FOLHA - Qual é o balanço que o senhor faz do governo Fox?
CÁRDENAS
- Apesar do avanço eleitoral, praticamente não tivemos crescimento econômico. A média foi inferior ao crescimento da população, que é de 2%. O poder de compra dos salários foi reduzido e uns 400 mil postos de trabalho se perderam. Isso se vê claramente com a imigração de mexicanos aos EUA. Nestes anos, pelo menos 2,5 milhões de mexicanos atravessaram a fronteira, 500 mil por ano. Esse é um dos motivos para a tensão social não ser tão forte. A imigração é nossa válvula de escape.

FOLHA - O desemprego cresceu porque muitas fábricas se mudaram para a China?
CÁRDENAS
- A culpa é do México, não da China. Sem negar a agressividade da economia chinesa, os desequilíbrios que existem entre os EUA e o México, os fortes subsídios agrícolas americanos. Nem fizemos um esforço consistente para o produtor mexicano ser mais competitivo.

FOLHA - Como o senhor explica, então, que a popularidade de Fox, depois de cinco anos e meio de mandato, esteja acima dos 60%?
CÁRDENAS
- Ele é extremamente popular. Fox percorreu o país permanentemente. Tem uma personalidade pouco formal, demonstra muita simplicidade no trato, é muito cálido. Tropeça freqüentemente nas suas próprias declarações. Por alguma razão, isso agrada ao povo.

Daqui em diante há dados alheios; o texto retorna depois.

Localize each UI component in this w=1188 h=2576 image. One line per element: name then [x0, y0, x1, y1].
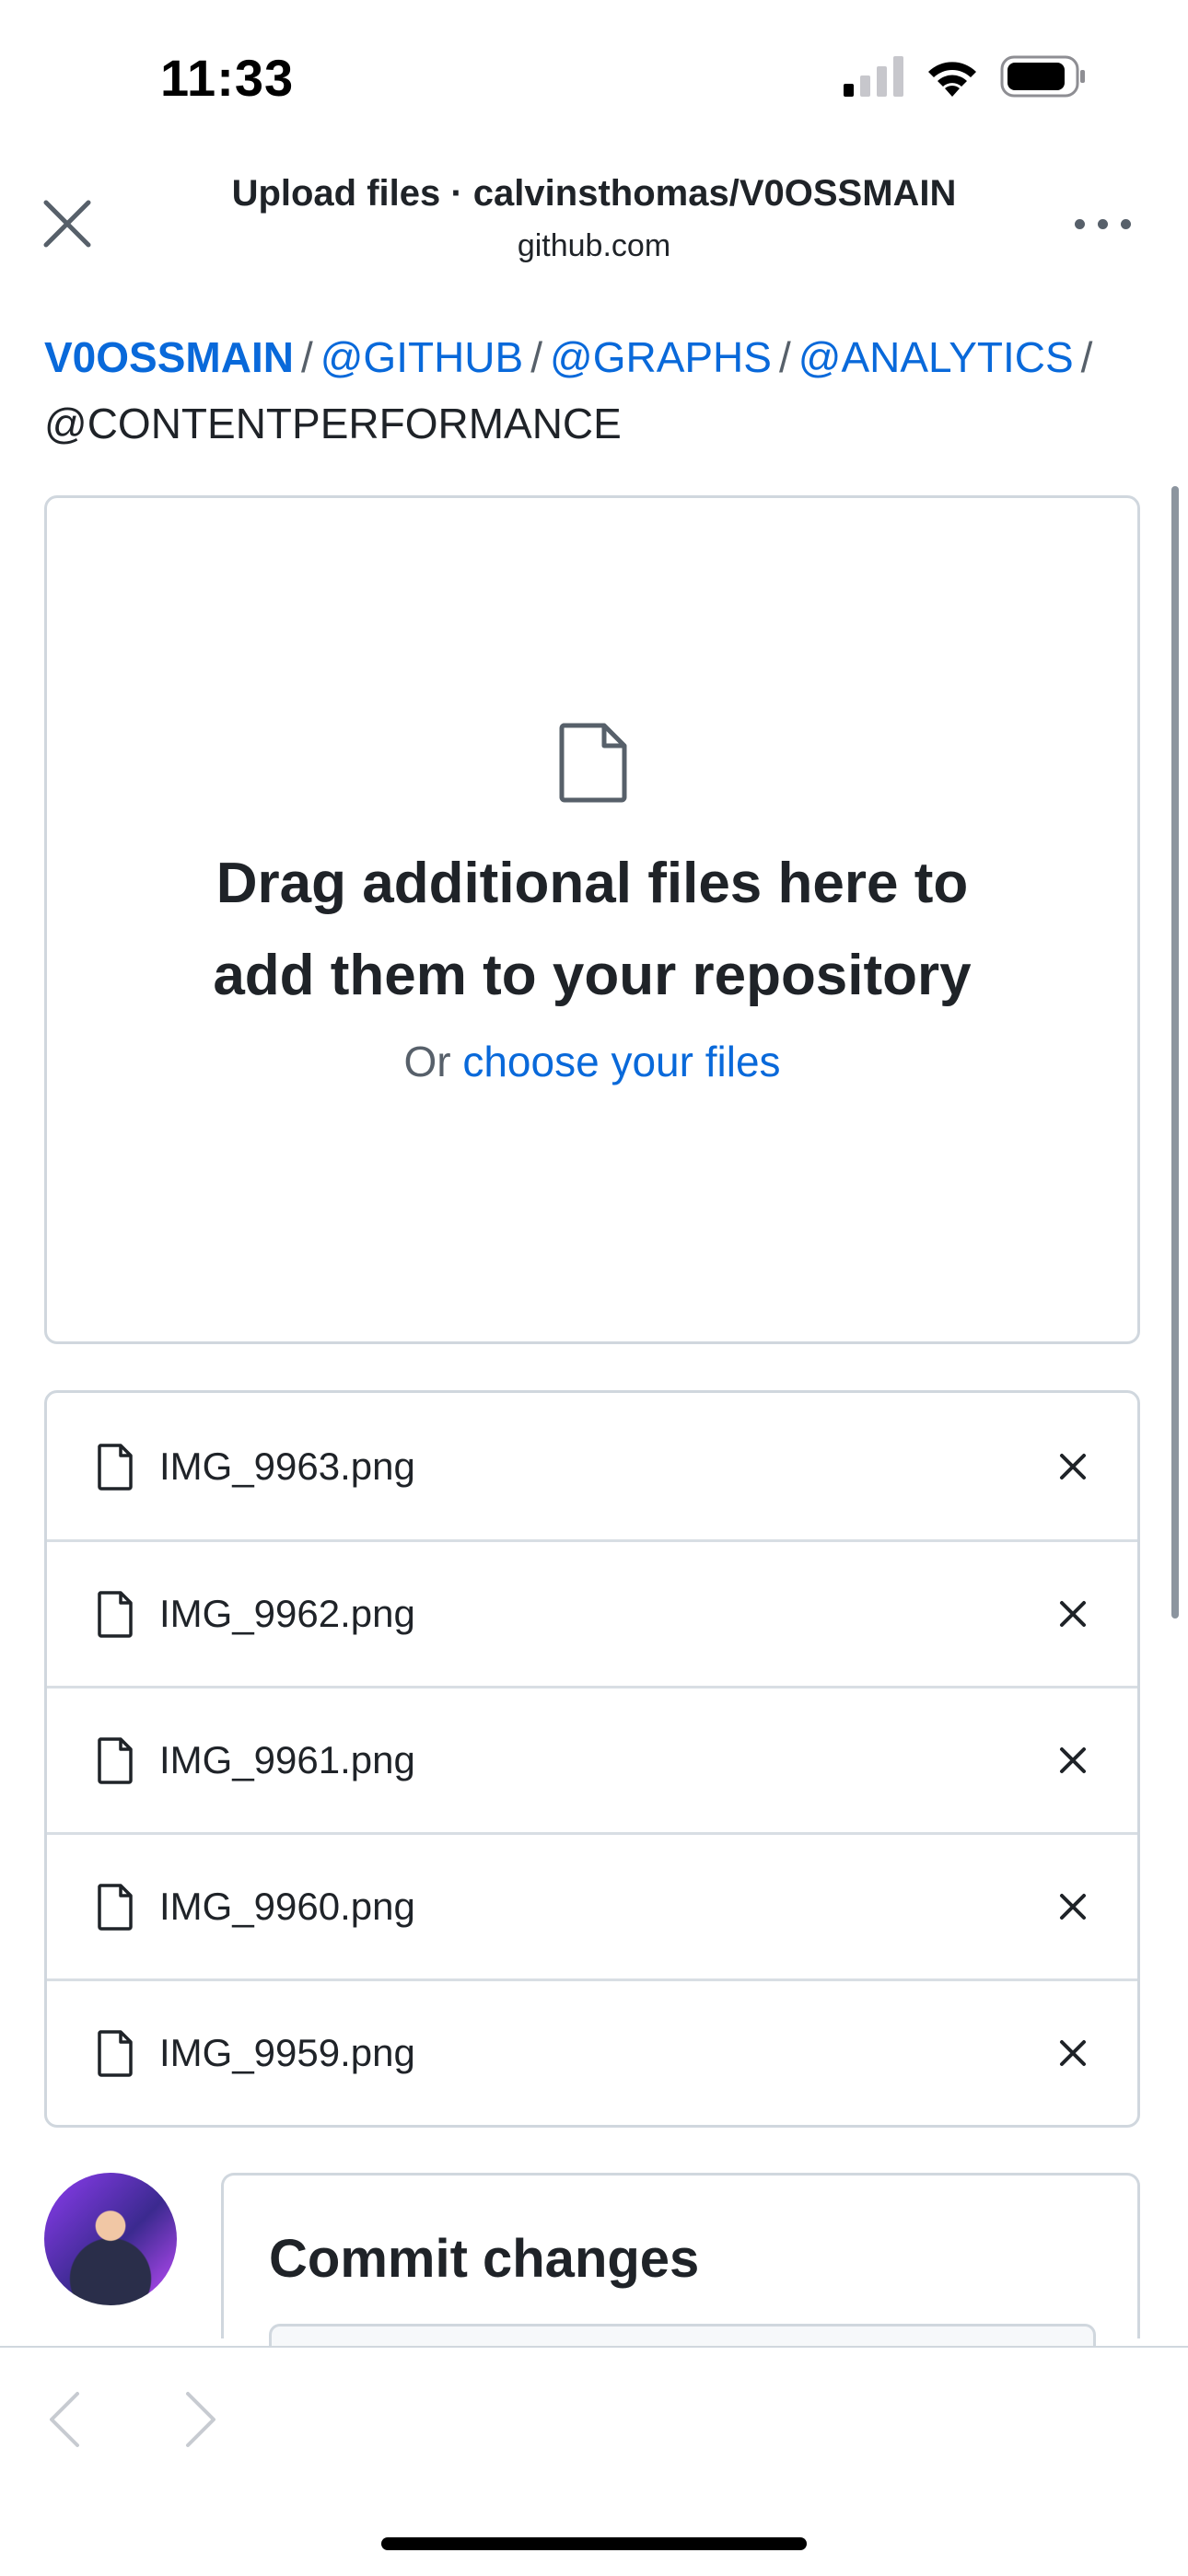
breadcrumb-current: @CONTENTPERFORMANCE	[44, 400, 622, 447]
file-row: IMG_9961.png	[47, 1686, 1137, 1832]
file-list: IMG_9963.png IMG_9962.png IMG_9961.png I…	[44, 1390, 1140, 2128]
file-icon	[98, 1591, 133, 1638]
page-domain: github.com	[517, 228, 671, 263]
dropzone-or-text: Or	[403, 1038, 451, 1085]
file-row: IMG_9962.png	[47, 1539, 1137, 1686]
file-name: IMG_9959.png	[159, 2031, 415, 2074]
breadcrumb-separator: /	[778, 333, 791, 381]
dropzone-heading-line2: add them to your repository	[213, 944, 972, 1007]
file-icon	[98, 1884, 133, 1931]
file-icon	[98, 1443, 133, 1491]
cellular-signal-icon	[844, 56, 903, 97]
commit-title: Commit changes	[269, 2229, 700, 2289]
breadcrumb-root-link[interactable]: V0OSSMAIN	[44, 333, 294, 381]
file-icon	[559, 723, 627, 803]
file-name: IMG_9962.png	[159, 1592, 415, 1635]
breadcrumb-link-analytics[interactable]: @ANALYTICS	[798, 333, 1074, 381]
chevron-right-icon[interactable]	[184, 2390, 217, 2449]
breadcrumb: V0OSSMAIN / @GITHUB / @GRAPHS / @ANALYTICS / @CO…	[44, 324, 1149, 457]
breadcrumb-link-github[interactable]: @GITHUB	[320, 333, 523, 381]
breadcrumb-separator: /	[530, 333, 542, 381]
chevron-left-icon[interactable]	[48, 2390, 81, 2449]
file-row: IMG_9960.png	[47, 1832, 1137, 1978]
file-row: IMG_9963.png	[47, 1393, 1137, 1539]
remove-file-icon[interactable]	[1058, 1452, 1088, 1481]
remove-file-icon[interactable]	[1058, 2038, 1088, 2068]
remove-file-icon[interactable]	[1058, 1599, 1088, 1629]
wifi-icon	[928, 62, 976, 97]
file-name: IMG_9963.png	[159, 1444, 415, 1488]
avatar	[44, 2173, 177, 2305]
page-title: Upload files · calvinsthomas/V0OSSMAIN	[231, 173, 957, 214]
file-row: IMG_9959.png	[47, 1978, 1137, 2125]
remove-file-icon[interactable]	[1058, 1746, 1088, 1775]
file-icon	[98, 2030, 133, 2077]
dropzone-heading-line1: Drag additional files here to	[215, 852, 969, 915]
status-time: 11:33	[160, 49, 295, 107]
more-options-icon[interactable]	[1075, 219, 1131, 229]
dropzone-heading: Drag additional files here to add them t…	[44, 838, 1140, 1022]
file-icon	[98, 1737, 133, 1784]
breadcrumb-separator: /	[1080, 333, 1093, 381]
page-scrollbar[interactable]	[1171, 486, 1179, 1619]
file-name: IMG_9961.png	[159, 1738, 415, 1781]
remove-file-icon[interactable]	[1058, 1892, 1088, 1921]
file-name: IMG_9960.png	[159, 1885, 415, 1928]
dropzone-choose-line: Or choose your files	[44, 1037, 1140, 1086]
status-icons	[844, 55, 1087, 98]
home-indicator[interactable]	[381, 2537, 807, 2550]
choose-files-link[interactable]: choose your files	[462, 1038, 780, 1085]
breadcrumb-separator: /	[300, 333, 313, 381]
breadcrumb-link-graphs[interactable]: @GRAPHS	[550, 333, 772, 381]
battery-icon	[1000, 55, 1085, 98]
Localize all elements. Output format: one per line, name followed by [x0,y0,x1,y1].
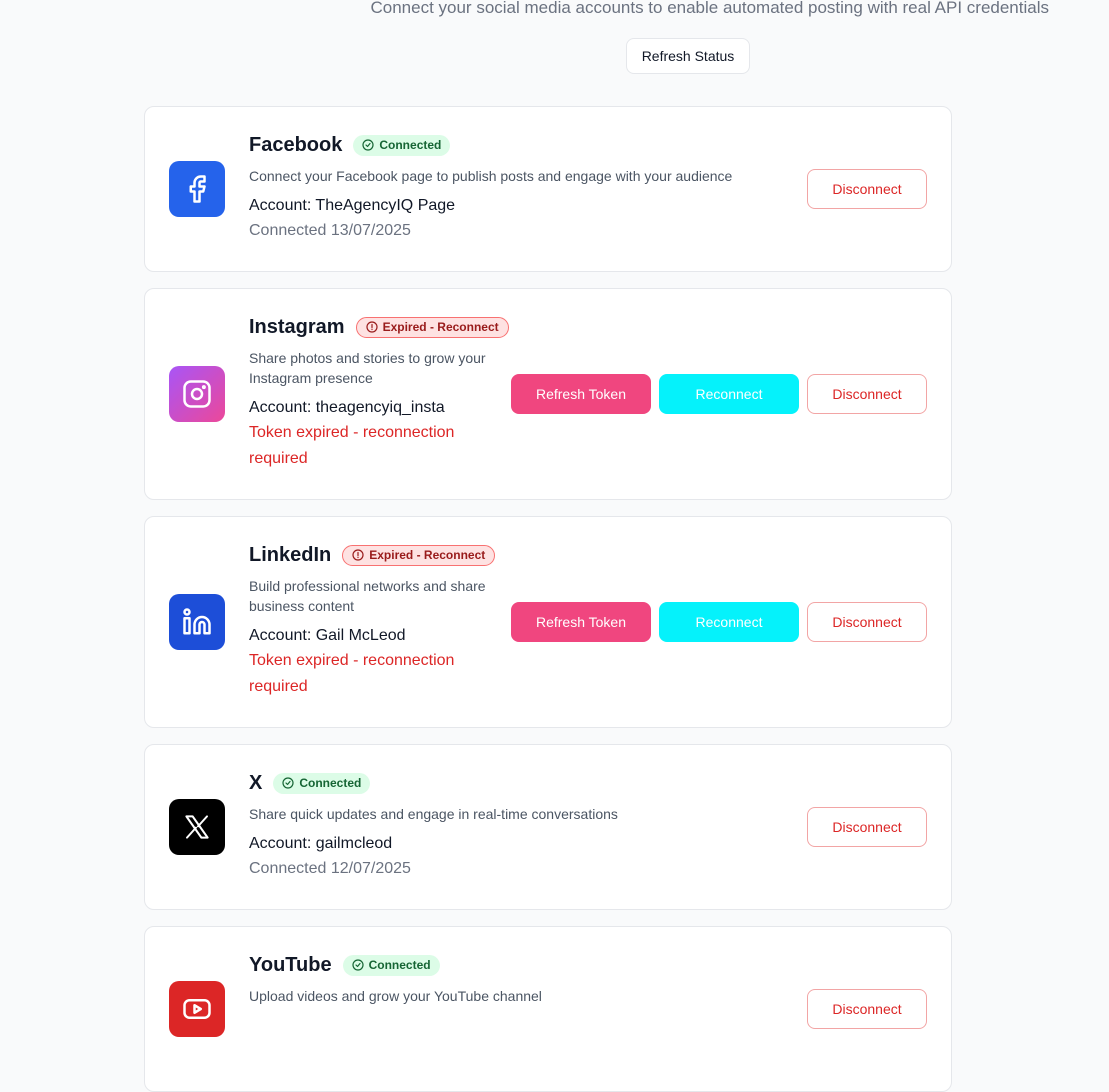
linkedin-icon [169,594,225,650]
platform-card-facebook: Facebook Connected Connect your Facebook… [144,106,952,272]
status-badge: Connected [342,954,440,976]
page-subtitle: Connect your social media accounts to en… [370,0,1049,17]
disconnect-button[interactable]: Disconnect [807,602,927,642]
connection-date: Connected 12/07/2025 [249,860,411,877]
facebook-icon [169,161,225,217]
check-circle-icon [351,959,364,971]
platform-description: Connect your Facebook page to publish po… [249,168,733,184]
platform-name: LinkedIn [249,543,332,566]
disconnect-button[interactable]: Disconnect [807,989,927,1029]
disconnect-button[interactable]: Disconnect [807,374,927,414]
refresh-token-button[interactable]: Refresh Token [511,602,651,642]
token-expired-message: Token expired - reconnection required [249,652,455,695]
reconnect-button[interactable]: Reconnect [659,602,799,642]
status-text: Connected [379,138,442,152]
refresh-status-button[interactable]: Refresh Status [626,38,750,74]
platform-card-linkedin: LinkedIn Expired - Reconnect Build profe… [144,516,952,728]
platform-card-instagram: Instagram Expired - Reconnect Share phot… [144,288,952,500]
account-name: Account: theagencyiq_insta [249,399,445,416]
platform-description: Share photos and stories to grow your In… [249,350,486,386]
status-text: Connected [299,776,362,790]
token-expired-message: Token expired - reconnection required [249,424,455,467]
x-icon [169,799,225,855]
platform-name: Instagram [249,315,345,338]
platform-card-youtube: YouTube Connected Upload videos and grow… [144,926,952,1092]
refresh-token-button[interactable]: Refresh Token [511,374,651,414]
platform-name: Facebook [249,133,343,156]
status-text: Expired - Reconnect [369,548,486,562]
status-text: Expired - Reconnect [382,320,499,334]
youtube-icon [169,981,225,1037]
status-text: Connected [368,958,431,972]
alert-circle-icon [352,549,364,561]
check-circle-icon [362,139,374,151]
account-name: Account: TheAgencyIQ Page [249,197,456,214]
connection-date: Connected 13/07/2025 [249,222,411,239]
platform-description: Share quick updates and engage in real-t… [249,806,618,822]
status-badge: Expired - Reconnect [355,316,509,338]
account-name: Account: gailmcleod [249,835,393,852]
platform-description: Build professional networks and share bu… [249,578,486,614]
platform-name: X [249,771,263,794]
status-badge: Connected [273,772,371,794]
account-name: Account: Gail McLeod [249,627,406,644]
platform-card-x: X Connected Share quick updates and enga… [144,744,952,910]
disconnect-button[interactable]: Disconnect [807,807,927,847]
platform-description: Upload videos and grow your YouTube chan… [249,988,542,1004]
status-badge: Connected [353,134,451,156]
disconnect-button[interactable]: Disconnect [807,169,927,209]
platform-name: YouTube [249,953,332,976]
status-badge: Expired - Reconnect [342,544,496,566]
check-circle-icon [282,777,294,789]
alert-circle-icon [365,321,378,333]
reconnect-button[interactable]: Reconnect [659,374,799,414]
instagram-icon [169,366,225,422]
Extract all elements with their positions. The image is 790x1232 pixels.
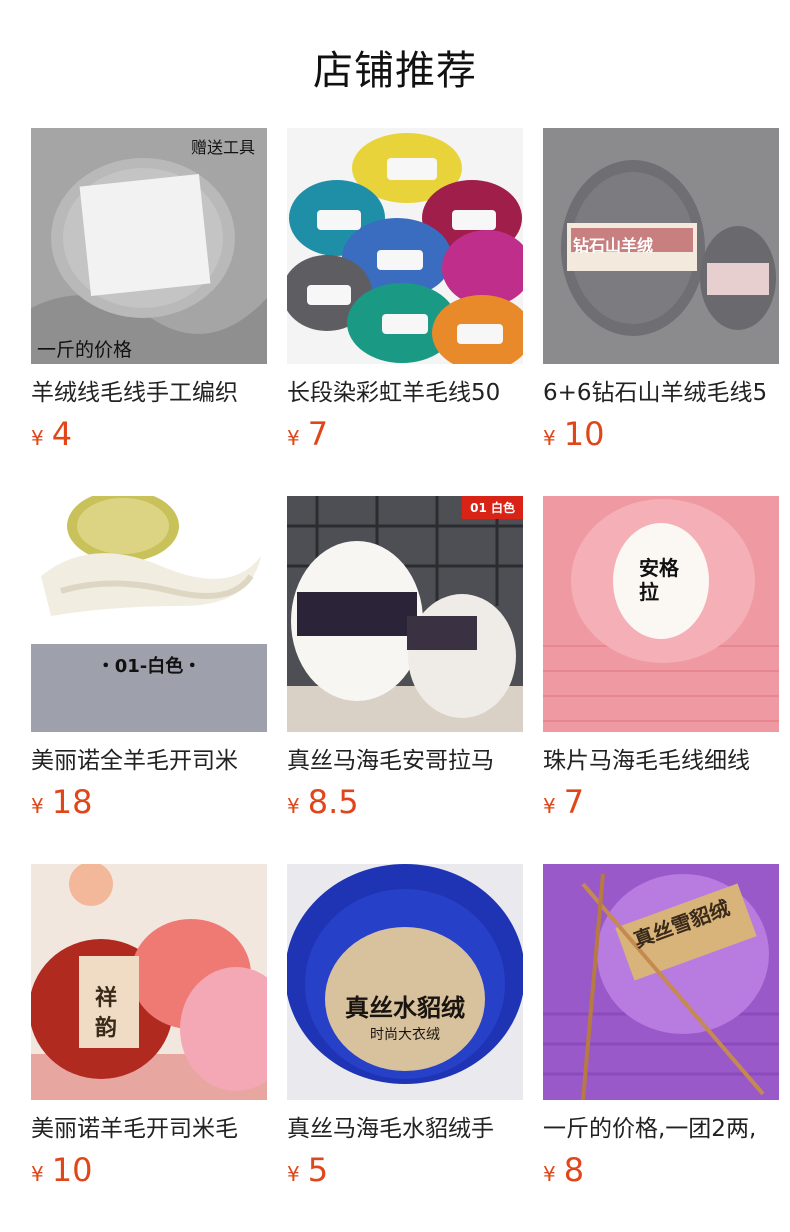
product-price: ¥10	[543, 416, 779, 458]
currency-symbol: ¥	[31, 1162, 44, 1186]
product-name[interactable]: 长段染彩虹羊毛线50	[287, 378, 523, 408]
product-price: ¥5	[287, 1152, 523, 1194]
product-price: ¥7	[543, 784, 779, 826]
product-card[interactable]: 安格拉 珠片马海毛毛线细线 ¥7	[543, 496, 779, 826]
product-card[interactable]: 祥韵 美丽诺羊毛开司米毛 ¥10	[31, 864, 267, 1194]
currency-symbol: ¥	[31, 426, 44, 450]
product-card[interactable]: 真丝水貂绒 时尚大衣绒 真丝马海毛水貂绒手 ¥5	[287, 864, 523, 1194]
currency-symbol: ¥	[543, 426, 556, 450]
price-value: 10	[51, 1151, 93, 1189]
label-text: 安格拉	[639, 556, 679, 604]
currency-symbol: ¥	[543, 794, 556, 818]
product-image[interactable]: 安格拉	[543, 496, 779, 732]
product-price: ¥8.5	[287, 784, 523, 826]
product-price: ¥4	[31, 416, 267, 458]
product-price: ¥10	[31, 1152, 267, 1194]
product-card[interactable]: 钻石山羊绒 6+6钻石山羊绒毛线5 ¥10	[543, 128, 779, 458]
price-value: 4	[51, 415, 73, 453]
price-value: 7	[563, 783, 585, 821]
gift-tool-badge: 赠送工具	[190, 138, 255, 157]
product-card[interactable]: 真丝雪貂绒 一斤的价格,一团2两, ¥8	[543, 864, 779, 1194]
product-name[interactable]: 一斤的价格,一团2两,	[543, 1114, 779, 1144]
sublabel-text: 时尚大衣绒	[370, 1027, 440, 1043]
label-text: 祥韵	[95, 986, 118, 1041]
product-image[interactable]: 真丝雪貂绒	[543, 864, 779, 1100]
product-image[interactable]: 祥韵	[31, 864, 267, 1100]
product-name[interactable]: 真丝马海毛水貂绒手	[287, 1114, 523, 1144]
currency-symbol: ¥	[543, 1162, 556, 1186]
product-name[interactable]: 羊绒线毛线手工编织	[31, 378, 267, 408]
product-card[interactable]: 赠送工具 一斤的价格 羊绒线毛线手工编织 ¥4	[31, 128, 267, 458]
currency-symbol: ¥	[31, 794, 44, 818]
product-image[interactable]: ・01-白色・	[31, 496, 267, 732]
label-text: 钻石山羊绒	[573, 236, 654, 255]
currency-symbol: ¥	[287, 794, 300, 818]
price-note-badge: 一斤的价格	[37, 339, 133, 361]
product-image[interactable]	[287, 128, 523, 364]
currency-symbol: ¥	[287, 1162, 300, 1186]
product-image[interactable]: 钻石山羊绒	[543, 128, 779, 364]
product-name[interactable]: 美丽诺全羊毛开司米	[31, 746, 267, 776]
product-image[interactable]: 01 白色	[287, 496, 523, 732]
price-value: 7	[307, 415, 329, 453]
product-card[interactable]: 长段染彩虹羊毛线50 ¥7	[287, 128, 523, 458]
price-value: 8	[563, 1151, 585, 1189]
price-value: 8.5	[307, 783, 359, 821]
price-value: 5	[307, 1151, 329, 1189]
color-label: ・01-白色・	[96, 656, 202, 677]
product-name[interactable]: 美丽诺羊毛开司米毛	[31, 1114, 267, 1144]
product-name[interactable]: 真丝马海毛安哥拉马	[287, 746, 523, 776]
label-text: 真丝水貂绒	[345, 994, 465, 1022]
product-image[interactable]: 赠送工具 一斤的价格	[31, 128, 267, 364]
product-card[interactable]: ・01-白色・ 美丽诺全羊毛开司米 ¥18	[31, 496, 267, 826]
price-value: 18	[51, 783, 93, 821]
product-price: ¥8	[543, 1152, 779, 1194]
color-band: ・01-白色・	[31, 644, 267, 732]
section-title: 店铺推荐	[313, 48, 477, 94]
color-ribbon: 01 白色	[462, 496, 523, 519]
product-price: ¥7	[287, 416, 523, 458]
product-image[interactable]: 真丝水貂绒 时尚大衣绒	[287, 864, 523, 1100]
price-value: 10	[563, 415, 605, 453]
product-name[interactable]: 6+6钻石山羊绒毛线5	[543, 378, 779, 408]
product-price: ¥18	[31, 784, 267, 826]
product-name[interactable]: 珠片马海毛毛线细线	[543, 746, 779, 776]
currency-symbol: ¥	[287, 426, 300, 450]
product-card[interactable]: 01 白色 真丝马海毛安哥拉马 ¥8.5	[287, 496, 523, 826]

FOLHA - Não só isso. O candidato de Fox, Felipe Calderón, está em primeiro lugar nas pesquisas.
CÁRDENAS
- Calderón é seu candidato e não é seu candidato ao mesmo tempo. O candidato preferido do presidente dentro do seu partido não era Calderón. Mas este ganhou a contenda interna, apesar de muitos obstáculos. Tanto que, ao dar sinais de que queria se candidatar, teve que deixar o ministério. Dentro do partido, ele era a oposição. Isso lhe dá independência, pode falar de certos assuntos com autonomia.